THE PEOPLE OF THE STATE OF ILLINOIS, PLAINTIFF-APPELLEE

v.

WAYNE PIERSON, DEFENDANT-APPELLANT



APPELLATE COURT OF ILLINOIS, FIRST DISTRICT, FOURTH DIVISION

519 N.E.2d 1185, 166 Ill. App. 3d 558, 117 Ill. Dec. 18 1988.IL.223

Appeal from the Circuit Court of Cook County; the Hon. Michael Getty, Judge, presiding.

APPELLATE Judges:

PRESIDING JUSTICE JIGANTI delivered the opinion of the court. JOHNSON and McMORROW, JJ., concur.

DECISION OF THE COURT DELIVERED BY THE HONORABLE JUDGE JIGANTI

Following a jury trial the defendant, Wayne Pierson, was convicted of murder (Ill. Rev. Stat. 1985, ch. 38, par. 9-1) and sentenced to a term of 28 years. He contends on appeal that the trial court erred in denying a motion to suppress his statement and that he was denied a fair trial as the result of certain inflammatory and improper remarks by the prosecutor during closing arguments.

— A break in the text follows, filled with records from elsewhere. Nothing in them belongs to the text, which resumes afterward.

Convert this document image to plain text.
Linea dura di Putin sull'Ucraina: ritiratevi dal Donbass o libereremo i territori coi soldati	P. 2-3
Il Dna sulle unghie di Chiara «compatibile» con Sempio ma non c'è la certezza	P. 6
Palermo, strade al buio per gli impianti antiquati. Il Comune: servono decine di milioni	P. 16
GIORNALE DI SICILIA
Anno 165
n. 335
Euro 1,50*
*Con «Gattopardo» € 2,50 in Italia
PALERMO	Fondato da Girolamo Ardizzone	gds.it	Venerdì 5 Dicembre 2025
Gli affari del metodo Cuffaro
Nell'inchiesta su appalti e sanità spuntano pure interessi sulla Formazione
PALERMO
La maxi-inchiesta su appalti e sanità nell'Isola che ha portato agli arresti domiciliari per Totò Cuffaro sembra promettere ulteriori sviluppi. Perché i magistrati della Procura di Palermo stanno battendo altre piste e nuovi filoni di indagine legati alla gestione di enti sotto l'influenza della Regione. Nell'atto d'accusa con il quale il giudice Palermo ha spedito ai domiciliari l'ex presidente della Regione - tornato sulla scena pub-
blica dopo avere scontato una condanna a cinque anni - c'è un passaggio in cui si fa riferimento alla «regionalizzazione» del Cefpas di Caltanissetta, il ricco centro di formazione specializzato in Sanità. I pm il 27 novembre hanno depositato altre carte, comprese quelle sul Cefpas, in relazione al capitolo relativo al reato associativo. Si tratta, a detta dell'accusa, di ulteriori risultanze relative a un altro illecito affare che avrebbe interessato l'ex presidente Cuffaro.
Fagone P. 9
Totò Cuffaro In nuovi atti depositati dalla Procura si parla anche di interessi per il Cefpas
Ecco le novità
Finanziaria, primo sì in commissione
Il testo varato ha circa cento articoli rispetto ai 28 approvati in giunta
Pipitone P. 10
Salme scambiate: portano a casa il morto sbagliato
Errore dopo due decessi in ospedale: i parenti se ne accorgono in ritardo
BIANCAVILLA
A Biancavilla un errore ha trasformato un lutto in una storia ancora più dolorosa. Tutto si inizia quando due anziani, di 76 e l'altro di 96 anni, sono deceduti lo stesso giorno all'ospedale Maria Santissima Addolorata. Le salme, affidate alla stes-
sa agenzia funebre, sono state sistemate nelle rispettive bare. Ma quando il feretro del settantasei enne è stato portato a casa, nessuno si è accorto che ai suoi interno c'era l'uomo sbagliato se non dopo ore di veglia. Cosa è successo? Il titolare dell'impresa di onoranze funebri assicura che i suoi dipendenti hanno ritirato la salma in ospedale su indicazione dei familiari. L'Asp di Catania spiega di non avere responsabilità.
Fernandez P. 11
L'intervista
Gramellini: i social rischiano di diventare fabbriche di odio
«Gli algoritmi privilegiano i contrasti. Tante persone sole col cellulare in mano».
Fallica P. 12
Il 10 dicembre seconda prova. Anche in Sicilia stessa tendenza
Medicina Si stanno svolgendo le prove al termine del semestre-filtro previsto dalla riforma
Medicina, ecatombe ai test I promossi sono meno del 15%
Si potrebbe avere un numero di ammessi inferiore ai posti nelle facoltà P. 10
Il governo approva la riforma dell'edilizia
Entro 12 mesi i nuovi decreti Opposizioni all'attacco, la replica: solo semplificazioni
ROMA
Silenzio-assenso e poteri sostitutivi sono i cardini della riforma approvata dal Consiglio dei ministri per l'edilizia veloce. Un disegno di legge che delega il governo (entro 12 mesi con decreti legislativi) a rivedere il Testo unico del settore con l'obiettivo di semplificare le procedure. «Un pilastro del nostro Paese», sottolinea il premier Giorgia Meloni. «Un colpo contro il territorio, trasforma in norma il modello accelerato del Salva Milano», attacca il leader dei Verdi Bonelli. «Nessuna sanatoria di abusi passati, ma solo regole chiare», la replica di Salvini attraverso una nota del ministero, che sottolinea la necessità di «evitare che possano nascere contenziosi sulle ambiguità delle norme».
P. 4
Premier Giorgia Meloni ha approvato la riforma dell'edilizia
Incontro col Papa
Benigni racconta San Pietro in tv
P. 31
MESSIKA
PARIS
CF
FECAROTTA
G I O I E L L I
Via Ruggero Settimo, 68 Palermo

The defendant further contends that, if his statement is suppressed, the remaining evidence is insufficient to sustain his conviction for murder.

This cause involves the fatal shooting of Michael Samawi, a store owner, on January 5, 1985. Several days later, the 16-year-old defendant made a statement to the police implicating himself as the offender. At a hearing on the defendant's motion to suppress this statement, the State presented testimony that the police officers investigating the crime were told by the victim's nephew that he had received an anonymous phone call stating that three individuals, the defendant, Alfie Jones and Antoine Hudson, had knowledge of the shooting. Based on this tip the officers went to the defendant's home and obtained permission from the defendant's grandmother to speak with him about the shooting. After a brief conversation, the defendant voluntarily accompanied the officers as they picked up Alfie Jones and drove to the police station. At the station the defendant remained alone in an interview room while the police questioned Alfie Jones. According to the officers' testimony the defendant was not under arrest and was at all times free to leave.

Alfie Jones told the officers that he witnessed the shooting and gave a detailed statement concerning the incident. Jones stated that on January 4, 1985, he, the defendant and Antoine Hudson were at Hudson's house when the defendant produced a .32-caliber revolver which he claimed he had received from William Connor. On the following day they met again at Hudson's house and discussed "possible places that could be stuck up." At this time, the defendant produced the gun and said that it was fully loaded. He said that he was going to rob someone, but Jones and Hudson wanted no part of this plan. At approximately 6 p.m., the defendant left Hudson's house and walked toward 5700 South Morgan. Jones and Hudson, knowing what the defendant had planned, positioned themselves on the north side of 57th Street where they had an unobstructed view of the store located at 5700 South Morgan. They watched as the defendant approached an Arab and a black man who were locking the security gates on the outside of the store. The defendant held the gun in his right hand, approached the Arab and said something. The Arab turned and took a step toward the defendant at which time the defendant fired two shots at him. The Arab moved closer, and the defendant fired two more shots at him. He grabbed his chest and the black man who was with him ran to call the police. The defendant ran east on 57th Street. As he passed Jones and Hudson, he removed a brown ski mask with yellow trim that he had been wearing. Jones had given him the ski mask earlier that day. Meanwhile, the Arab had managed to seat himself in a car awaiting arrival of the police. On the following day, the defendant showed Jones and Hudson four expended cartridge casings from the gun he had used in the shooting.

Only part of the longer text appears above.